The financing was co-led by Mubadala, the Abu Dhabi sovereign wealth fund, and Baltimore-based Savano Capital Partners. They were joined by a notable set of new backers, including Shopify founder and chief executive Tobi Lutke and Affirm chief operating officer Michael Linford. Existing investors Portage Ventures, Drive Capital, BDC Capital, the Healthcare of Ontario Pension Plan and Eldridge also returned to the table. The raise brings KOHO's total capital secured since its 2014 launch to roughly $507 million CAD.

The strategic thrust is unambiguous. KOHO has spent years pursuing a Schedule I bank licence, the federal designation that would place it alongside Canada's incumbent lenders. The company first applied in 2021 and entered the second phase of the regulatory process in early 2024. Management now expects approval could arrive as early as this year. This latest round supplies the initial capital base that a federally regulated bank is required to hold, which is precisely why KOHO frames it as the final step rather than just another growth round.

A Schedule I licence would be transformative for the business.
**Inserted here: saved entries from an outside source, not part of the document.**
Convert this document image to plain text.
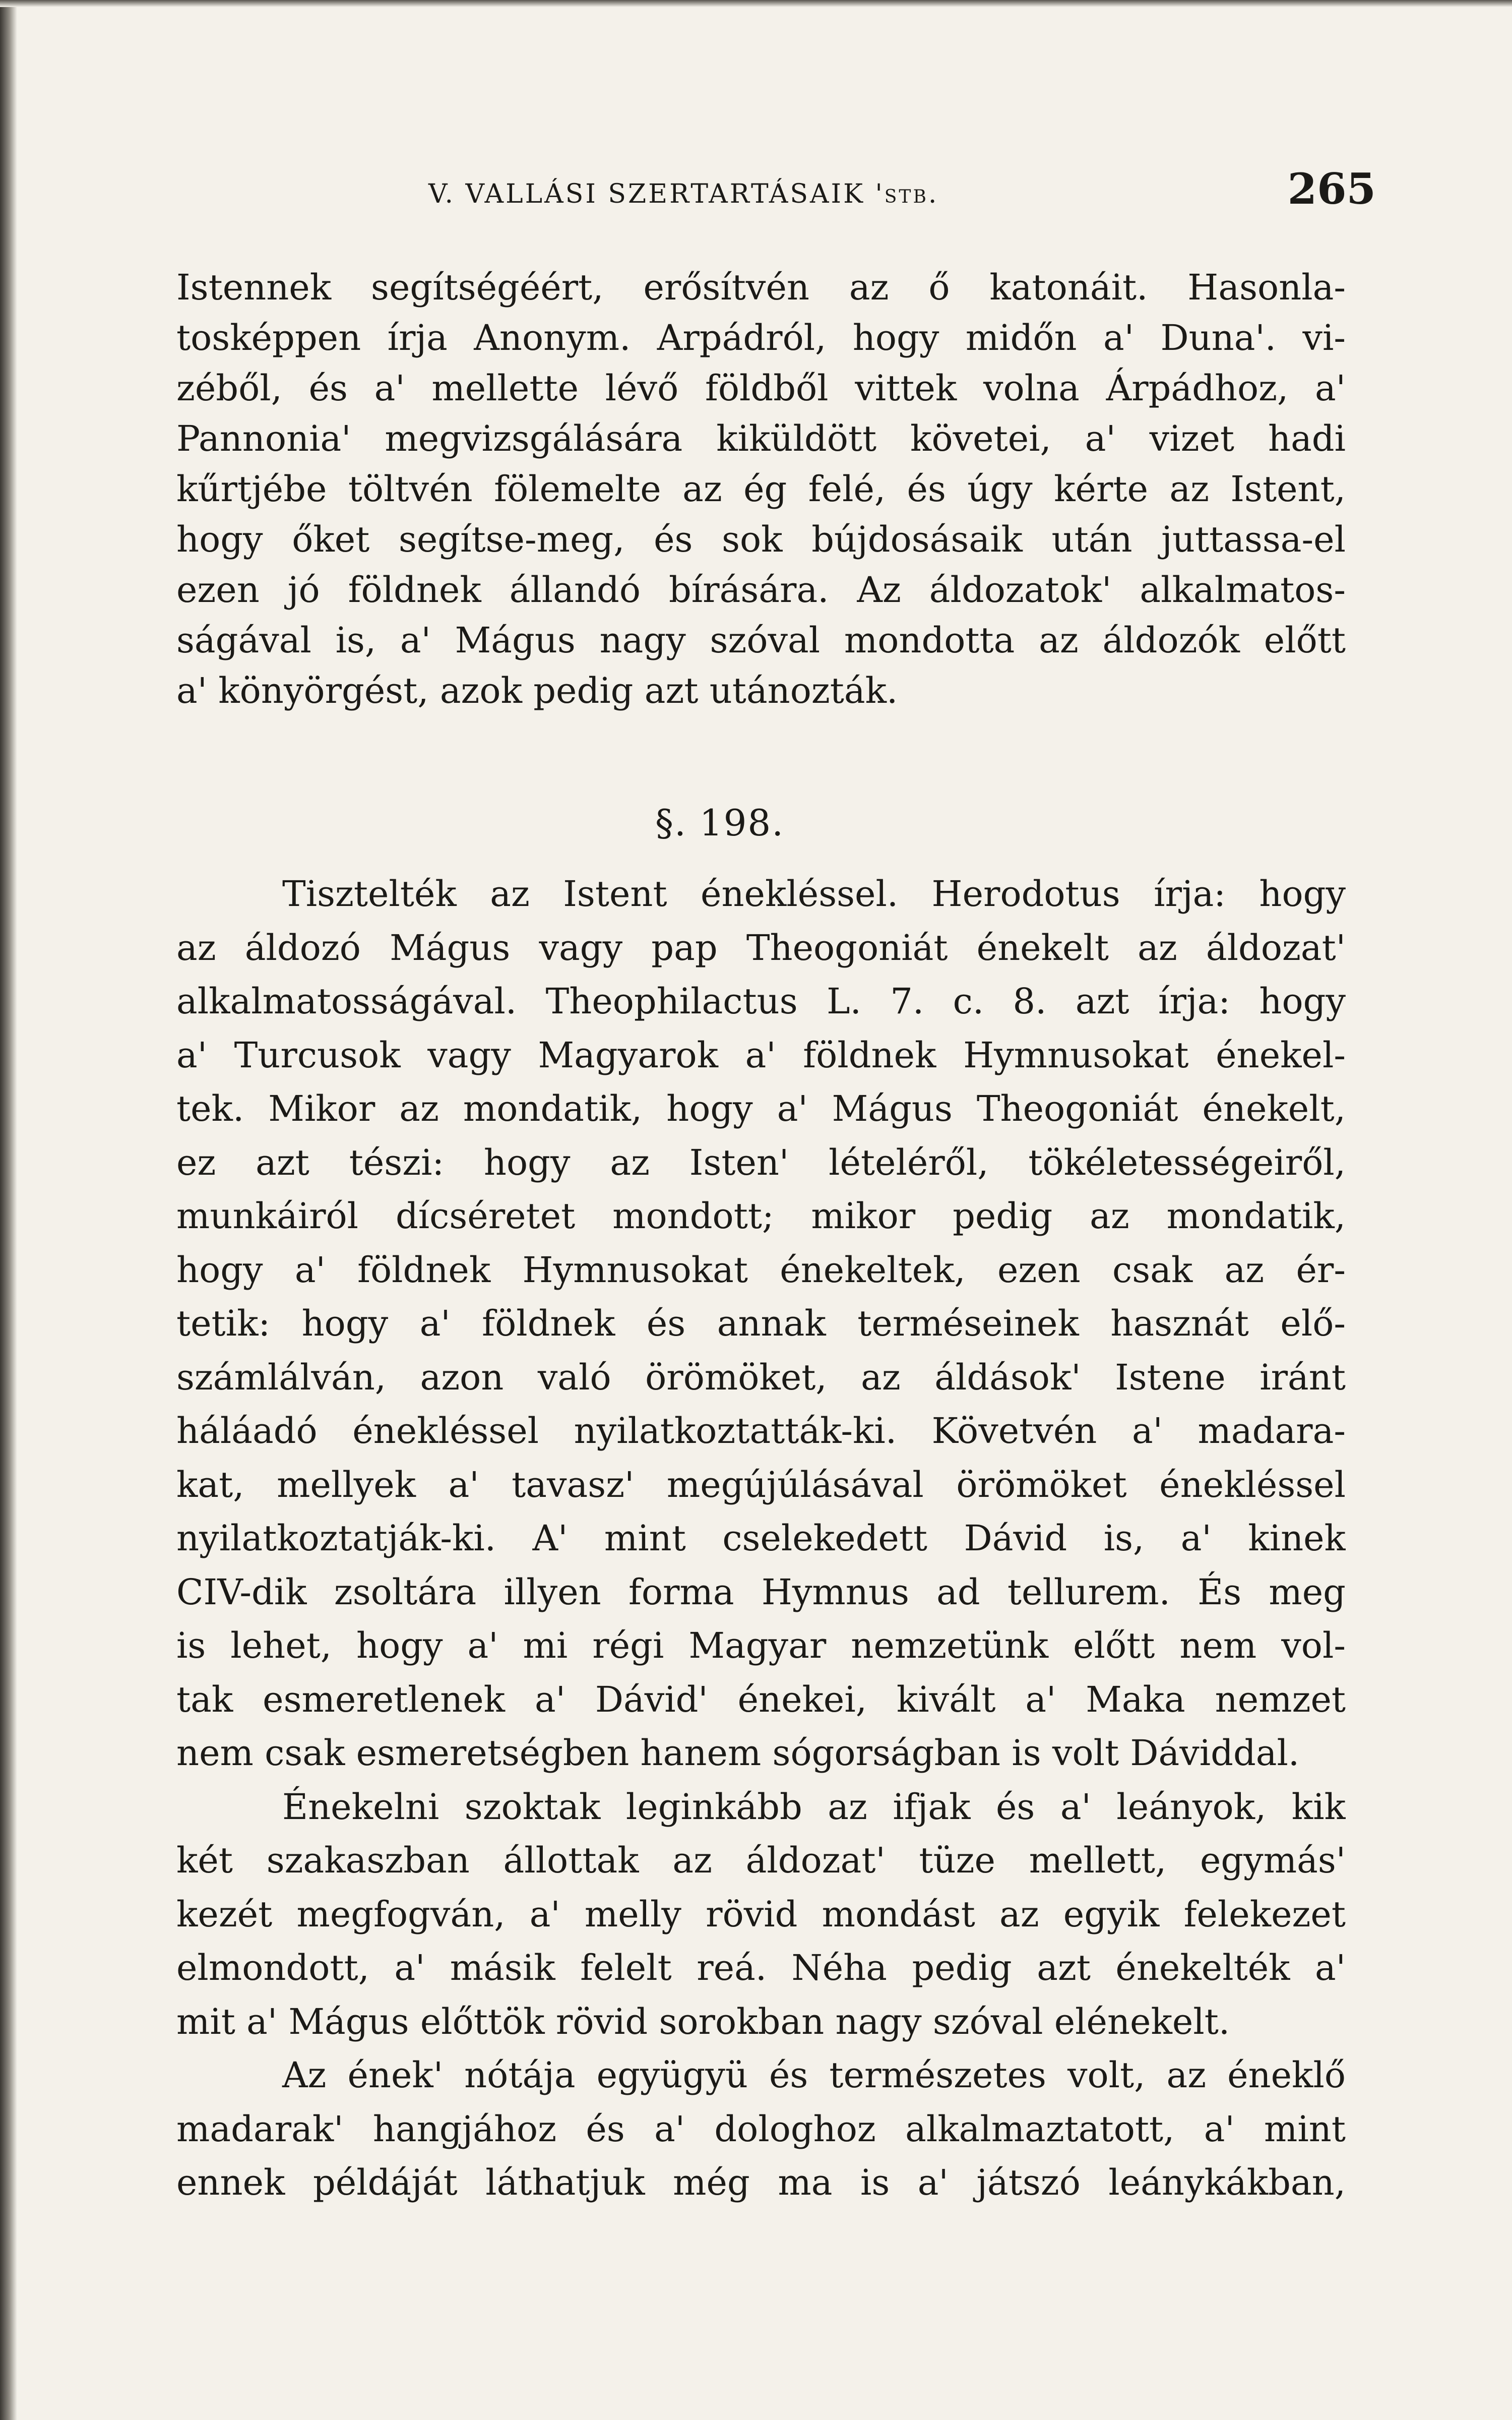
V. VALLÁSI SZERTARTÁSAIK 'stb.	265
Istennek segítségéért, erősítvén az ő katonáit. Hasonla-
tosképpen írja Anonym. Arpádról, hogy midőn a' Duna'. vi-
zéből, és a' mellette lévő földből vittek volna Árpádhoz, a'
Pannonia' megvizsgálására kiküldött követei, a' vizet hadi
kűrtjébe töltvén fölemelte az ég felé, és úgy kérte az Istent,
hogy őket segítse-meg, és sok bújdosásaik után juttassa-el
ezen jó földnek állandó bírására. Az áldozatok' alkalmatos-
ságával is, a' Mágus nagy szóval mondotta az áldozók előtt
a' könyörgést, azok pedig azt utánozták.
§. 198.
Tisztelték az Istent énekléssel. Herodotus írja: hogy
az áldozó Mágus vagy pap Theogoniát énekelt az áldozat'
alkalmatosságával. Theophilactus L. 7. c. 8. azt írja: hogy
a' Turcusok vagy Magyarok a' földnek Hymnusokat énekel-
tek. Mikor az mondatik, hogy a' Mágus Theogoniát énekelt,
ez azt tészi: hogy az Isten' lételéről, tökéletességeiről,
munkáiról dícséretet mondott; mikor pedig az mondatik,
hogy a' földnek Hymnusokat énekeltek, ezen csak az ér-
tetik: hogy a' földnek és annak terméseinek hasznát elő-
számlálván, azon való örömöket, az áldások' Istene iránt
háláadó énekléssel nyilatkoztatták-ki. Követvén a' madara-
kat, mellyek a' tavasz' megújúlásával örömöket énekléssel
nyilatkoztatják-ki. A' mint cselekedett Dávid is, a' kinek
CIV-dik zsoltára illyen forma Hymnus ad tellurem. És meg
is lehet, hogy a' mi régi Magyar nemzetünk előtt nem vol-
tak esmeretlenek a' Dávid' énekei, kivált a' Maka nemzet
nem csak esmeretségben hanem sógorságban is volt Dáviddal.
Énekelni szoktak leginkább az ifjak és a' leányok, kik
két szakaszban állottak az áldozat' tüze mellett, egymás'
kezét megfogván, a' melly rövid mondást az egyik felekezet
elmondott, a' másik felelt reá. Néha pedig azt énekelték a'
mit a' Mágus előttök rövid sorokban nagy szóval elénekelt.
Az ének' nótája együgyü és természetes volt, az éneklő
madarak' hangjához és a' dologhoz alkalmaztatott, a' mint
ennek példáját láthatjuk még ma is a' játszó leánykákban,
It would allow KOHO to accept customer deposits directly rather than relying on partner institutions, opening the door to a far cheaper and more stable funding base. The company has indicated that deposit funding could cut its cost of capital dramatically against current arrangements, in turn supporting expansion into lending and a broader product range. Greater product flexibility and strengthened consumer protections are also cited as benefits of operating under direct federal regulation.

KOHO arrives at this point with meaningful scale. The firm now serves more than 2.5 million Canadians, employs around 250 people and reports annual revenue north of $200 million CAD, growing at roughly 50 percent year over year. Founder and chief executive Daniel Eberhard said the assembled investor group reflects a shared belief that the next great Canadian bank needs to be built differently, and that KOHO is the team to build it.

The move lands in an increasingly competitive Canadian neobanking market. KOHO sits alongside fellow billion-dollar fintechs such as Wealthsimple and Nesto, all circling the retail banking franchises long dominated by the country's big five lenders. Should KOHO secure its licence, it would become one of the first challengers in a generation to win deposit-taking bank status in Canada, a milestone that could reshape competitive dynamics in a notoriously concentrated market.